My father and his partner developed the original fiberglass marimba bars for Musser, so I had a built in resource for the application of composites in acoustical instruments. Through experimentation while developing the marimba bars, my father came upon a few key specifications which dramatically increased the resonance of the bars. The first was the composition of the resin. There are thousands of different formulations for resins and you need to choose a formulation which gives you the correct density & stiffness. Second, the resin needs to be cured in a very specific, controlled manner. This is done with specific catalysts and/or with the proper application of heat. Finally, and most importantly, unidirectional glass molded under controlled, consistent tension.

Of those three key elements I consider the tensioned, unidirectional glass to be the most important by far. The first two can be fudged a bit and you will still get a great drum shell which sounds a little like a Blaemire. But what really sets these drums apart and creates the very distinctive sound is the glass ‘grain’.

I use two analogies to describe why the tensioned, unidirectional glass is so important and creates the effect that it does. The first is the kids game of ‘telephone’.

Everyone reading this, at one time or another in their lives, tied a string between two paper cups and laughed at how you could hear your friend in another room or even around a corner and down the stairs. That works because the string provides a path for the sound waves to follow. Instead of just dissipating into the air the sound waves are transferred to the string through the vibrations of the bottom membrane of the cup (think drum head). The string then carries the vibrations to the other cup where the vibrations once again become sound against the membrane of the cup. Our shells work in exactly the same way.

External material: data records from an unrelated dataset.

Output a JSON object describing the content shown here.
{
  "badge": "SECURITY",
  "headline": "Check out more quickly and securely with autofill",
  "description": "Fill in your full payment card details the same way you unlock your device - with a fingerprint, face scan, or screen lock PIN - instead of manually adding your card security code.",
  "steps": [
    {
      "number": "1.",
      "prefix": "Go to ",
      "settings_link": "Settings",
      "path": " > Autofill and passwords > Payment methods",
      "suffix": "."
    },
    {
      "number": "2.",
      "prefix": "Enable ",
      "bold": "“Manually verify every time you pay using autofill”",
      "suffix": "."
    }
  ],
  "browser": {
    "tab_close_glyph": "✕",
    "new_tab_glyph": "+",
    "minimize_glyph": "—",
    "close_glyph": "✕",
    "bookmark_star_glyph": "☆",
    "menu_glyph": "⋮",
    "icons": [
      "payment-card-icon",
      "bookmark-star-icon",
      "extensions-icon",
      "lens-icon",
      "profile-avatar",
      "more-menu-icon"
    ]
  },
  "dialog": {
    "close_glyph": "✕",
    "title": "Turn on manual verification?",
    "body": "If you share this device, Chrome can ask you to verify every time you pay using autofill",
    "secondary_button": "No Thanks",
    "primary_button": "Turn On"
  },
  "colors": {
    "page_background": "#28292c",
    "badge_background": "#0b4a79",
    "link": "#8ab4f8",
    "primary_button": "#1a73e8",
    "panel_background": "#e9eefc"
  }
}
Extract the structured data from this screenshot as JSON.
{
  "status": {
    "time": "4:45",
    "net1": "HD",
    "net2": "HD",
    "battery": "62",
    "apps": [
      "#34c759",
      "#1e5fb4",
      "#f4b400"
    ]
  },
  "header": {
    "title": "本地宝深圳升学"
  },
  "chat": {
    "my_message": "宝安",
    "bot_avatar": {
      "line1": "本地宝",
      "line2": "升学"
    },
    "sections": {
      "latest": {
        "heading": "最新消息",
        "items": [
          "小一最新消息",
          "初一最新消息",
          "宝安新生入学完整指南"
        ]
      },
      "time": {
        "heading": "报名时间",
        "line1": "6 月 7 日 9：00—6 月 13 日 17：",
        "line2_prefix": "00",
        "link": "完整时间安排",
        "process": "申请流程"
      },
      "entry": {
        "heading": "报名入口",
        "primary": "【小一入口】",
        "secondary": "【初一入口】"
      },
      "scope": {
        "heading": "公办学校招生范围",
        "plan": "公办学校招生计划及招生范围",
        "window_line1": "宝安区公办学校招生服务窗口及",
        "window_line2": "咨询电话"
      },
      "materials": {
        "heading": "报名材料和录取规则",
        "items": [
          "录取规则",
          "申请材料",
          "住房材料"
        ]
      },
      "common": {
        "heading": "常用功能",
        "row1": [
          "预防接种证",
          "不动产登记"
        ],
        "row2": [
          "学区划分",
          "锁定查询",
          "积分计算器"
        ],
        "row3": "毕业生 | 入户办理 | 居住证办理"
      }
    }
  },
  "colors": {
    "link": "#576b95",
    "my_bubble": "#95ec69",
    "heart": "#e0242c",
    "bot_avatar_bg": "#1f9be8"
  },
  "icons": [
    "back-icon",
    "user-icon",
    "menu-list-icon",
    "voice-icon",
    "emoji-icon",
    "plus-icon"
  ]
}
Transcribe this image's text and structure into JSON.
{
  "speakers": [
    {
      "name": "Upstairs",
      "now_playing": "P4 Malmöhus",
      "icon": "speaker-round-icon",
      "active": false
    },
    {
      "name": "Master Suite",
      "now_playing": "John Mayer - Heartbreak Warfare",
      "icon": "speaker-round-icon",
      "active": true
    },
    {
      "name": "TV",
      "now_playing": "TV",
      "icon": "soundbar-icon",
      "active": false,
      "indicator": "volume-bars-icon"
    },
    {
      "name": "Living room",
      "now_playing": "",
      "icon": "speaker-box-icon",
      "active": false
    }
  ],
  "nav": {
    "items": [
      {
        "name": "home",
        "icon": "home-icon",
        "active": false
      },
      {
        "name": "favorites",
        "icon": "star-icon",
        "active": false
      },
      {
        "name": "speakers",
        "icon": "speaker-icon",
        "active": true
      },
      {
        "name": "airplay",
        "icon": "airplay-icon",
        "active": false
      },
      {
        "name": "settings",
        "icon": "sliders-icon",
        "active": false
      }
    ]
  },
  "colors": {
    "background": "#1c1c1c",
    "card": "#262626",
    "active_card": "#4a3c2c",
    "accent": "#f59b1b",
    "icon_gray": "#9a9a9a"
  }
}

When the vibration is transferred from the head to the shell the glass directs those vibrations around the circumference of the shell on a very distinct and consistent path. This serves to preserve the vibration of the shell creating a longer and deeper resonance compared to a typical wood shell. If I molded the shells in the opposite direction, and had the glass grain running down the shell instead of around the shell, the vibration would be sent out the top and bottom and you would lose much of the resonance. Send it around the circumference shell on an endless path of glass and it will stick around a lot longer.

The second analogy is a simple guitar string. What does a guitar string sound like if it has no tension? How long does a ‘limp’ string vibrate compared to a properly tensioned string? The answer is fairly obvious and we apply that same principal to our shells. If I eliminated the tension of the glass in our shells they would not have the full body and deep resonance that they do now. Vibrations like proper tension.

Now compare our construction to a typical ply shell, or even a steam bent shell. Wood has a very inconsistent grain which hardly ever runs in a straight, controlled path. Add to that multiple seams across multiple plies, and lots of glue, and you have virtually eliminated any path at all for the vibrations to follow. The result is a shell which loses vibration instead of preserving it.

People most often describe our shells as having a powerful, full-bodied, pure tone with lots of resonance. All of those qualities are directly attributable to our resins, glass and curing process. By preserving vibration you get more resonance and the sound has the chance to fully develop. Do it in a controlled, consistent way and you create a very pure, full-bodied tone.